What "wooed" me was the Escargot & Pork Skewers threaded on lemongrass spears with a plateful of aromatic herbs & greens to wrap & dip which caused a predilection for finger-licking their ultra-gingery sauce accompaniment. Then there's the crispy coconut sweet crepes called Banh Xeo filled with bits of minced pork, bite-sized shrimp & bean sprouts which really make you roll up your sleeves. On first glance Banh Xeo appear to be over-sized omelets, but in actuality contain no eggs & instead curry powder lends the golden hue to this Vietnamese delicacy. Look for Egullet readers when you see these on the table because they appear to be apple of one's eye these days...
What "ooh'ed" me about this place was Goi Xoai, green mango salad (more ripened than I'd had the last time, hence the yellow hue) with skewered & grilled shrimp, all in a kaleidoscope of colors that awoke my culinary senses during the glorious remains of sunset shafting its way up east on the narrow passages of King Street.
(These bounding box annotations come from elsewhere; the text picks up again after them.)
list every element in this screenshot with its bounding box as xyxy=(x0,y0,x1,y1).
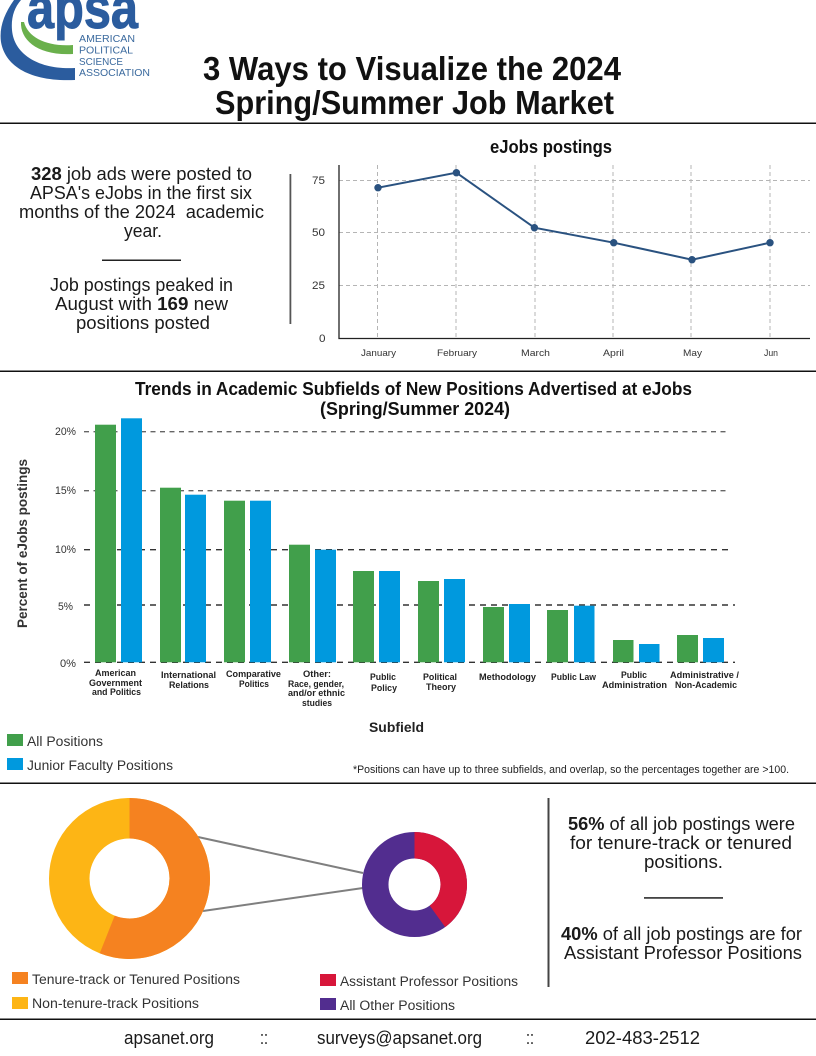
bar chart: subfields: and Politics xyxy=(92,687,141,698)
line chart: eJobs postings: 25 xyxy=(312,280,325,292)
bar chart: subfields: Other: xyxy=(303,669,331,680)
bar chart: subfields: Theory xyxy=(426,682,457,693)
logo: APSA: SCIENCE xyxy=(79,56,123,68)
text block: eJobs summary: months of the 2024 academic xyxy=(19,202,264,222)
donut: tenure-track share xyxy=(69,818,190,939)
text block: eJobs summary: August with 169 new xyxy=(55,294,229,314)
logo: APSA: AMERICAN xyxy=(79,33,135,45)
bar chart: subfields: Policy xyxy=(371,683,398,694)
bar chart: subfields: Public Law xyxy=(551,672,597,683)
text block: share summary: 56% of all job postings were xyxy=(568,814,795,834)
bar chart: subfields: Race, gender, xyxy=(288,679,344,690)
line chart: eJobs postings: 0 xyxy=(319,333,326,345)
footer contact line: :: xyxy=(260,1028,268,1048)
heading: subfields chart: (Spring/Summer 2024) xyxy=(320,399,510,419)
legend: tenure donut xyxy=(12,972,240,1011)
line chart: eJobs postings: April xyxy=(603,348,624,359)
legend: bar chart xyxy=(7,734,173,773)
footer contact line: :: xyxy=(526,1028,534,1048)
bar chart: subfields: American xyxy=(95,668,136,679)
text block: eJobs summary: 328 job ads were posted to xyxy=(31,164,252,184)
bar chart: subfields: 0% xyxy=(60,658,76,670)
legend: assistant professor donut xyxy=(320,974,518,1013)
donut: assistant professor share xyxy=(375,845,454,924)
bar chart: subfields: Methodology xyxy=(479,672,537,683)
legend: assistant professor donut: All Other Positions xyxy=(340,998,455,1013)
connector lines between donuts xyxy=(198,837,363,911)
line chart: eJobs postings: May xyxy=(683,348,702,359)
footnote: *Positions can have up to three subfields, and overlap, so the percentages together are >100. xyxy=(353,764,789,776)
text block: eJobs summary: year. xyxy=(124,221,162,241)
bar chart: subfields: 10% xyxy=(55,544,76,556)
bar chart: subfields: and/or ethnic xyxy=(288,688,345,699)
legend: bar chart: Junior Faculty Positions xyxy=(27,758,173,773)
text block: share summary: 40% of all job postings are for xyxy=(561,924,802,944)
y axis label: Percent of eJobs postings xyxy=(14,459,30,628)
text block: eJobs summary: Job postings peaked in xyxy=(50,275,233,295)
heading: subfields chart xyxy=(135,379,692,419)
bar chart: subfields: 20% xyxy=(55,426,76,438)
bar chart: subfields: Administrative / xyxy=(670,670,739,681)
line chart: eJobs postings: March xyxy=(521,348,550,359)
line chart: eJobs postings: Jun xyxy=(764,348,778,359)
legend: tenure donut: Tenure-track or Tenured Positions xyxy=(32,972,240,987)
bar chart: subfields: International xyxy=(161,670,216,681)
x axis label: Subfield xyxy=(369,719,424,735)
logo: APSA: POLITICAL xyxy=(79,44,133,56)
heading: subfields chart: Trends in Academic Subfields of New Positions Advertised at eJobs xyxy=(135,379,692,399)
line chart: eJobs postings: eJobs postings xyxy=(490,137,612,157)
legend: assistant professor donut: Assistant Professor Positions xyxy=(340,974,518,989)
text block: share summary xyxy=(561,814,802,963)
footer contact line: surveys@apsanet.org xyxy=(317,1028,482,1048)
bar chart: subfields: Non-Academic xyxy=(675,680,737,691)
text block: share summary: Assistant Professor Positions xyxy=(564,943,802,963)
text block: eJobs summary: APSA's eJobs in the first six xyxy=(30,183,252,203)
line chart: eJobs postings: 50 xyxy=(312,227,325,239)
logo: APSA: ASSOCIATION xyxy=(79,67,150,79)
line chart: eJobs postings: January xyxy=(361,348,396,359)
bar chart: subfields: 5% xyxy=(58,601,73,613)
bar chart: subfields: Politics xyxy=(239,679,269,690)
logo: APSA xyxy=(1,0,150,80)
legend: bar chart: All Positions xyxy=(27,734,103,749)
bar chart: subfields: Political xyxy=(423,672,457,683)
bar chart: subfields: Public xyxy=(621,670,647,681)
text block: eJobs summary xyxy=(19,164,264,333)
legend: tenure donut: Non-tenure-track Positions xyxy=(32,996,199,1011)
footer contact line: apsanet.org xyxy=(124,1028,214,1048)
text block: eJobs summary: positions posted xyxy=(76,313,210,333)
bar chart: subfields: studies xyxy=(302,698,332,709)
bar chart: subfields: Government xyxy=(89,678,143,689)
line chart: eJobs postings: 75 xyxy=(312,175,325,187)
line chart: eJobs postings: February xyxy=(437,348,477,359)
title: Spring/Summer Job Market xyxy=(215,84,614,121)
footer contact line: 202-483-2512 xyxy=(585,1028,700,1048)
line chart: eJobs postings xyxy=(312,137,810,359)
title xyxy=(203,50,622,121)
bar chart: subfields xyxy=(55,418,739,709)
title: 3 Ways to Visualize the 2024 xyxy=(203,50,622,87)
text block: share summary: positions. xyxy=(644,852,723,872)
bar chart: subfields: Public xyxy=(370,672,396,683)
bar chart: subfields: Relations xyxy=(169,680,209,691)
text block: share summary: for tenure-track or tenured xyxy=(570,833,792,853)
bar chart: subfields: Comparative xyxy=(226,669,281,680)
footer contact line xyxy=(124,1028,700,1048)
bar chart: subfields: 15% xyxy=(55,485,76,497)
bar chart: subfields: Administration xyxy=(602,680,667,691)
While some relished in the Goi Vit, shredded duck & cabbage salad, we all held our highest esteem for the Bo Cuon La Lot, beef so tenderly encased by smokey leaves we were hard-pressed to determine if the meat was minced or exquisitely marinated.
Peter is a convincing lad, so after much hemming & hawing we did order dessert--not the fried bananas which pleased & put-off the last crew--but a glamorous flan than finished us off for the night. The check without tip, don't quote me, was about $45 for the whole group. Bite me Rachel Ray! I love eating Asian, & Green Leaf is the fodder of a real love affair. Don't give up your night job, Peter... You done real good.